Every week I like to take a moment to highlight a crazy ass politician from the home state of our upcoming opponent. This week, I have no choice but to recognize former New Orleans mayor, Ray Nagin. I'm not going to assess the quality of Mayor Nagin's performance following Hurricane Katrina because this isn't a political blog. I'm not going to comment on Nagin's remarks regarding his belief that it is God's will for New Orleans to be a "chocolate city"... because, frankly, I think that's pretty hilarious on its own.

Instead, I'd like to tell you about a beautiful evening in January 2008. The Dawgs were about to take on the "chip on their shoulder" Hawaii Warriors (h/t Mark May) in the Sugar Bowl following the 2007 season. My father and I entered the Super Dome early and enjoyed the festivities prior to the game. One of these was the introduction of the various city, state, and school VIPs. Michael Adams (Il Duce) was announced to a rousing chorus of boos from the fans in attendance (I can't remember the specific reason, but douchebaggery was involved). Next up, Mayor Nagin was announced. The deafening roar of "BOOOOOOO!" dwarfed the contempt that Adams had received. So I'd like to take this moment to congratulate Ray Nagin for being more hated than Mike Adams... truly an impressive feat.

5) Toast When We Coast & Drank When We Stank

Instead of giving you the usual Toast When We Coast piece this week, I felt it was most appropriate to include it in this diatribe (inspired by LSU as it is). It isn't the most original idea but we're playing the Tigers (with all that purple), former home to the most famous "dranker" of all. Win, lose, or draw, you gotta hit dat...

All this bar fight nonsense the kids do nowadays?

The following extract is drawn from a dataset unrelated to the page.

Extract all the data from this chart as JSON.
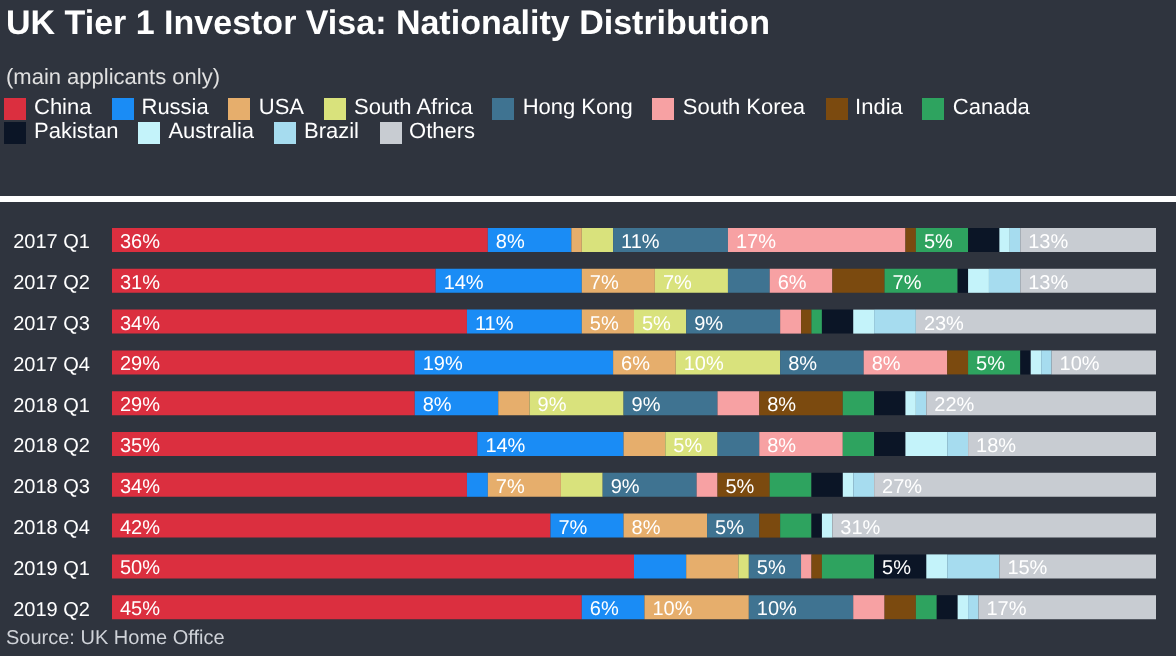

Children, listen to your Uncle JaMarcus...

Where You Can Get Your Hands On It: Illegally. Legally. Your choice.

Now you, the sacrificial lamb (Georgia Bulldogs fan), know everything you must about your new purple and gold overlords. I look forward to hearing your thoughts and observations about the SEC Championship game as well as any drankin' suggestions in the comments. Until next time...


P.S. Dawgs Win 16-10... No offensive touchdowns. Hey, I warned you I was high on CTG!